The story of Peter doesn’t end here. In the last chapter of John, we have a story of the resurrected Christ appearing on the shore of Galilee. He once again directs Peter and the other disciples where to cast their nets. They had been fishing all night and caught nothing, but assuming this guy on the shore could see what they couldn’t, they cast their nets one more time. The catch is huge, and Peter knows it is Jesus.
I am sure that there is a danger in reading to much into the disciples fishing all night and getting nothing. But their empty nets speak of the emptiness of life apart from Christ and a life that forsakes God’s call upon our lives. They really were meant to be fishing for men. Only Jesus fills our nets.
When Peter realizes it is Jesus, he throws himself into the sea and makes his way to the shore. He left it to the other disciples to bring in the fish. For those who have denied Jesus and are filled with failure, regret, and shame, the only answer is to throw yourself at Jesus. Peter, once again, left his nets for Jesus. But he also left behind his shame and overwhelming sense of disqualification. The pride that made him boast that he would never deny Jesus was gone. So was the shame of having denied him. He also had left behind all concerns about what the other disciples thought of him—the one that had denied Christ so openly. Only Jesus mattered.
After fixing breakfast for the disciples, Jesus turns to Peter and asks him three time, “Do you love me?” Three times, the same number of times he denied Jesus, Peter declares, “Yes Lord; you know I love you.” Peter was right. He stood before the Son of God who knew his heart. Perhaps Jesus asked the question partly so that Peter would recognize how deeply he loved Jesus.
I am certainly not saying our wild love of Jesus saves us.
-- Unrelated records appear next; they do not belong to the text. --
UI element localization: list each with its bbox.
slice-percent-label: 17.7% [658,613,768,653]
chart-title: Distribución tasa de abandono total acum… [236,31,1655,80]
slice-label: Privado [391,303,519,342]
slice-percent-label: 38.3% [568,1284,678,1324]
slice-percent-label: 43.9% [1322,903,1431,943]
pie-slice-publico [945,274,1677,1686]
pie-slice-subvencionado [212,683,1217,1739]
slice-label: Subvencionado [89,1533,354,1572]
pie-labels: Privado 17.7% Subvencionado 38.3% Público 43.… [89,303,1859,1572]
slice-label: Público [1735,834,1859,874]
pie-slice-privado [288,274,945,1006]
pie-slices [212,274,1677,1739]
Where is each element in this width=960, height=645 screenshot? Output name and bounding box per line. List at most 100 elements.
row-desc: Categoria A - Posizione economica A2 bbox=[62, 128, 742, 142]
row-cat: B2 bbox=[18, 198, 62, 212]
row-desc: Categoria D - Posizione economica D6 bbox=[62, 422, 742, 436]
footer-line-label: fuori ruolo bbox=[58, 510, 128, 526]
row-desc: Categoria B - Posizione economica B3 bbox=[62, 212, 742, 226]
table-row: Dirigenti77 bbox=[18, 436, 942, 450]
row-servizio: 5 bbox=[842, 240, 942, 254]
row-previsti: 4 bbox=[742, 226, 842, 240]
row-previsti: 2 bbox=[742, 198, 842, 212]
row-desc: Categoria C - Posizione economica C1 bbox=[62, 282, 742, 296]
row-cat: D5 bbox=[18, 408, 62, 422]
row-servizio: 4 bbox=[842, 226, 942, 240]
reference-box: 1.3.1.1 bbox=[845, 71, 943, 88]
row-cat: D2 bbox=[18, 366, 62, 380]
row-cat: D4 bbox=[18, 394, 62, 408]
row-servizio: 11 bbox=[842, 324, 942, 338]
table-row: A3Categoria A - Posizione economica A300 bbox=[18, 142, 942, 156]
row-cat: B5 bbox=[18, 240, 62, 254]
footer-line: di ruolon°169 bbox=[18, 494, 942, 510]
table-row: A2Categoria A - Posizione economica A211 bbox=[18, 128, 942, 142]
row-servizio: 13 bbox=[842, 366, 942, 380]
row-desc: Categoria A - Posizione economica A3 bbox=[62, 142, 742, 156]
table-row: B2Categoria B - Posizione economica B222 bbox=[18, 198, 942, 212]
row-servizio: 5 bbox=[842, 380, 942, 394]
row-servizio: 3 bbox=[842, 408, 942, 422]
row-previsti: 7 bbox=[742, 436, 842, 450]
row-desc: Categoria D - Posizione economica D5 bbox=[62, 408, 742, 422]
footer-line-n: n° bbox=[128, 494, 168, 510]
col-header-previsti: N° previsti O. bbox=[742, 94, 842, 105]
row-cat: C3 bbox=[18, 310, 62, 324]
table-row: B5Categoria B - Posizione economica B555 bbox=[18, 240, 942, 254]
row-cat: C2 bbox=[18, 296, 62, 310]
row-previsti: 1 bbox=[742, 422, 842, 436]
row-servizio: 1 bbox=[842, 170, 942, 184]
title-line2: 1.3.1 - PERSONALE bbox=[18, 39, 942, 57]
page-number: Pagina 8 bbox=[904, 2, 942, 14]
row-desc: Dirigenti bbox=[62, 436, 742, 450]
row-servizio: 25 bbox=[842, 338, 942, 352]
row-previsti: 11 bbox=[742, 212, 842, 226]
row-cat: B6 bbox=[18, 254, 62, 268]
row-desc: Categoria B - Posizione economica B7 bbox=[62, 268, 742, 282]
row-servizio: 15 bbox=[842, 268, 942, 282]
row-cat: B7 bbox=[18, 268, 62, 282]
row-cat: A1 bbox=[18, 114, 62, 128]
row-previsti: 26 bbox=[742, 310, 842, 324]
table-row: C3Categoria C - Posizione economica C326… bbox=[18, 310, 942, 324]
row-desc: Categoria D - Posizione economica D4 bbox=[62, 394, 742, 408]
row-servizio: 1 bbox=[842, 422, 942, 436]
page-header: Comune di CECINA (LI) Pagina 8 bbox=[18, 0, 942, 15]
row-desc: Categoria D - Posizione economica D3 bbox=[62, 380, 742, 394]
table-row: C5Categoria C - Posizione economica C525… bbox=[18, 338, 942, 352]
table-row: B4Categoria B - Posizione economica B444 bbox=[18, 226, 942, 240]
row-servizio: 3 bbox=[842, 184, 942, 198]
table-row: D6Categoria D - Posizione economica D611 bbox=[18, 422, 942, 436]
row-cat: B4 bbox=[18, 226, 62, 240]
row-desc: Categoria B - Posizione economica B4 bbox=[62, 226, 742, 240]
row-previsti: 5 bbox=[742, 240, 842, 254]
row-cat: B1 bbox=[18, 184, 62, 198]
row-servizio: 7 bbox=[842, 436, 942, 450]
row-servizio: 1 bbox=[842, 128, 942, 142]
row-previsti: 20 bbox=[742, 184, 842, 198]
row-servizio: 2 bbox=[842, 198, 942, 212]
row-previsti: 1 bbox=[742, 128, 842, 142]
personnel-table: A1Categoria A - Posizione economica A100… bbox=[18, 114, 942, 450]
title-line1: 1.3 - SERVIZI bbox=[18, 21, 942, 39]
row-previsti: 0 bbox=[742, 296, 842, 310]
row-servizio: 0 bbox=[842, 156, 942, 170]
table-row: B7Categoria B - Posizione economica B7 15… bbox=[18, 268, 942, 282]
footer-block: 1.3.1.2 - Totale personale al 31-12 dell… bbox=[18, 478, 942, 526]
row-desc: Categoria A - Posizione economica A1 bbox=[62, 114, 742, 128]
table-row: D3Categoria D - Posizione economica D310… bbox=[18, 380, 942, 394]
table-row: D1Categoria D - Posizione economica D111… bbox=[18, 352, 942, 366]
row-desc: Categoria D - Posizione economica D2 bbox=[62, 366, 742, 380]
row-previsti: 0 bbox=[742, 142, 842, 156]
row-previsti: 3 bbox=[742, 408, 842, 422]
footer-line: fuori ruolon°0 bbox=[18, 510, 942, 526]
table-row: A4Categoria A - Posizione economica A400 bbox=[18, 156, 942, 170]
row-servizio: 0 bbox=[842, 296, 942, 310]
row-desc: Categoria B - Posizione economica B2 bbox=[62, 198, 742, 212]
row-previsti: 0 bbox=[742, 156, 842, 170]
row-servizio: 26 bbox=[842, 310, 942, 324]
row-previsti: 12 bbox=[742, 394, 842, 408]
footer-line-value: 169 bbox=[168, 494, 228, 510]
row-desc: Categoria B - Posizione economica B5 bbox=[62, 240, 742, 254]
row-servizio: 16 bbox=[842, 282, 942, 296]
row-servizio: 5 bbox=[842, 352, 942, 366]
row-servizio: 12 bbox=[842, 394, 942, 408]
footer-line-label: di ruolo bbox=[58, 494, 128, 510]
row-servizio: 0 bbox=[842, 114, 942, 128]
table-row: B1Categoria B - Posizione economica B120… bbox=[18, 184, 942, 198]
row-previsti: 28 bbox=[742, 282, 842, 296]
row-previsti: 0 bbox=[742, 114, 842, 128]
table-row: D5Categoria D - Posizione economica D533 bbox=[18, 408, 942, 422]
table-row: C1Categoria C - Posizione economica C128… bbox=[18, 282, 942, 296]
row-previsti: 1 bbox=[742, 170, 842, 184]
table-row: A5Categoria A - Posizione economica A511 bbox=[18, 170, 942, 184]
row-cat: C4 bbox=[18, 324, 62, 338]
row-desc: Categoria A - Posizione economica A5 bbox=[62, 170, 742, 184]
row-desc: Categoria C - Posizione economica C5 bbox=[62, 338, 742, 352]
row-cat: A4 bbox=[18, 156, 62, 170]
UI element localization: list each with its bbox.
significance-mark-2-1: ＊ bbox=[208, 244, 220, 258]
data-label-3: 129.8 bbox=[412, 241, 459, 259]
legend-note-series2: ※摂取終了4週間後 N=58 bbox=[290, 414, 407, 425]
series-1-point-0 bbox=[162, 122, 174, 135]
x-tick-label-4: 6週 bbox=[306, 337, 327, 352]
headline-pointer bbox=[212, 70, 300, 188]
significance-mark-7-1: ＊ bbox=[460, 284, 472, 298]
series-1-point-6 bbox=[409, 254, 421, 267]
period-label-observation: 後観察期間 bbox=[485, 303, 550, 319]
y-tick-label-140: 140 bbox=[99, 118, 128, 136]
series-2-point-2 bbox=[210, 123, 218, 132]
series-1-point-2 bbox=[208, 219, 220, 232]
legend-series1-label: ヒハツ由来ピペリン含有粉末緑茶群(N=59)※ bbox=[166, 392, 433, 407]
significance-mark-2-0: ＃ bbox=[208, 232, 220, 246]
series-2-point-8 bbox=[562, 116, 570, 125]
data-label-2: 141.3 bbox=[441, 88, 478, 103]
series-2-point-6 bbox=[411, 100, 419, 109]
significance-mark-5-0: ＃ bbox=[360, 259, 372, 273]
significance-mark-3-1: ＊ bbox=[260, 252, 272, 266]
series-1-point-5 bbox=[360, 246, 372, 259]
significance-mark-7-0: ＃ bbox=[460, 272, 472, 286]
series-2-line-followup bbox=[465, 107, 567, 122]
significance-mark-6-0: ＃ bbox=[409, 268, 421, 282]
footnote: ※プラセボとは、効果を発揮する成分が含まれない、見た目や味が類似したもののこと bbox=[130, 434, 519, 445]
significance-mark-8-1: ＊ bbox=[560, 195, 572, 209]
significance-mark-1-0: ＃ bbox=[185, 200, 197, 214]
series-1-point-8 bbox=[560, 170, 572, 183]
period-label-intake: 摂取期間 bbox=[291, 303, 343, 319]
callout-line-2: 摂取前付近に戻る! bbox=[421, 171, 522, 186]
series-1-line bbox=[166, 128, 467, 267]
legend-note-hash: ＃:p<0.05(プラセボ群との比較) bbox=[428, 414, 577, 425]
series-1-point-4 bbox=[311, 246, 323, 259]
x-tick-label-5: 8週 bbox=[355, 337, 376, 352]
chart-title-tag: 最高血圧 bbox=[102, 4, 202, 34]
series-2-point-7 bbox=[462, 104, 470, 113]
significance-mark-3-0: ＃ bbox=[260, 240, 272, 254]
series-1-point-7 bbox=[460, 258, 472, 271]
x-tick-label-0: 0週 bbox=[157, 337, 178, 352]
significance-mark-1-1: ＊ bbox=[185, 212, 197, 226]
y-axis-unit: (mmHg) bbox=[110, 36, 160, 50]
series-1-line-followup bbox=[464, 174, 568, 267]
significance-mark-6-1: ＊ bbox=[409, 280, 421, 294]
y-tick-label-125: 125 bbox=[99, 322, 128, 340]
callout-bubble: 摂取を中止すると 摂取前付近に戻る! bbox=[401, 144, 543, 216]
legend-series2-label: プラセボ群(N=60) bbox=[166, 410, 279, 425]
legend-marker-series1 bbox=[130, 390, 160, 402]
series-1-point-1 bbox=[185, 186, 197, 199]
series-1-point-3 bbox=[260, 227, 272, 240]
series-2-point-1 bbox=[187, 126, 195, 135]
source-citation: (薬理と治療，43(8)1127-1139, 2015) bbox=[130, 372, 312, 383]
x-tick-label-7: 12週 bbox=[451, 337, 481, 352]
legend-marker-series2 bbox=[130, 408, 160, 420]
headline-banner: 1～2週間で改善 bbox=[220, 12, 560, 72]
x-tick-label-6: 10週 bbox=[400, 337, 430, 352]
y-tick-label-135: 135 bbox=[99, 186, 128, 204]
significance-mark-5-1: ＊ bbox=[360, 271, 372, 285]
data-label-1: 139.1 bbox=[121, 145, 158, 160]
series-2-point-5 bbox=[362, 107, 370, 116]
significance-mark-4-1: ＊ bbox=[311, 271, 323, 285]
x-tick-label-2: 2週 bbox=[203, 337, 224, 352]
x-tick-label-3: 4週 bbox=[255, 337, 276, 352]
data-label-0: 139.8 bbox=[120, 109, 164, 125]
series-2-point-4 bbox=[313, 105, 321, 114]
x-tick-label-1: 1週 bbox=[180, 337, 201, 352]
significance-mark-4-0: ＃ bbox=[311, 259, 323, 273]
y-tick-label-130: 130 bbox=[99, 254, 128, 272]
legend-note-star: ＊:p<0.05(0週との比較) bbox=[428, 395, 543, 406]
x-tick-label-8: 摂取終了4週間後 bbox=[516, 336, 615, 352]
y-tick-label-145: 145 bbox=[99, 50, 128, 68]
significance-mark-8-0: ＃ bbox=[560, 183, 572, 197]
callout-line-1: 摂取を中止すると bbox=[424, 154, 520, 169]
Our love is only a response to God’s. We are saved by the free gift of salvation. I do believe, however, that a wild throw-yourself-in-the-sea love for Jesus is the best way for the wayward church kid to find his way out of shame and empty nets.
After each of Peter’s declarations of love, Jesus tells Peter to feed or shepherd His sheep. This command was Jesus’ gentle way of restoring Peter to himself and his true calling. It was an invitation for Peter to come home and to be himself.
Almost 29 years ago, a nurse at the San Bernardino County Hospital put a little boy in my arms. He was the baby God had clearly led Teckla and I to adopt. When he opened his eyes, I said to my son, Peter, “Feed my sheep.”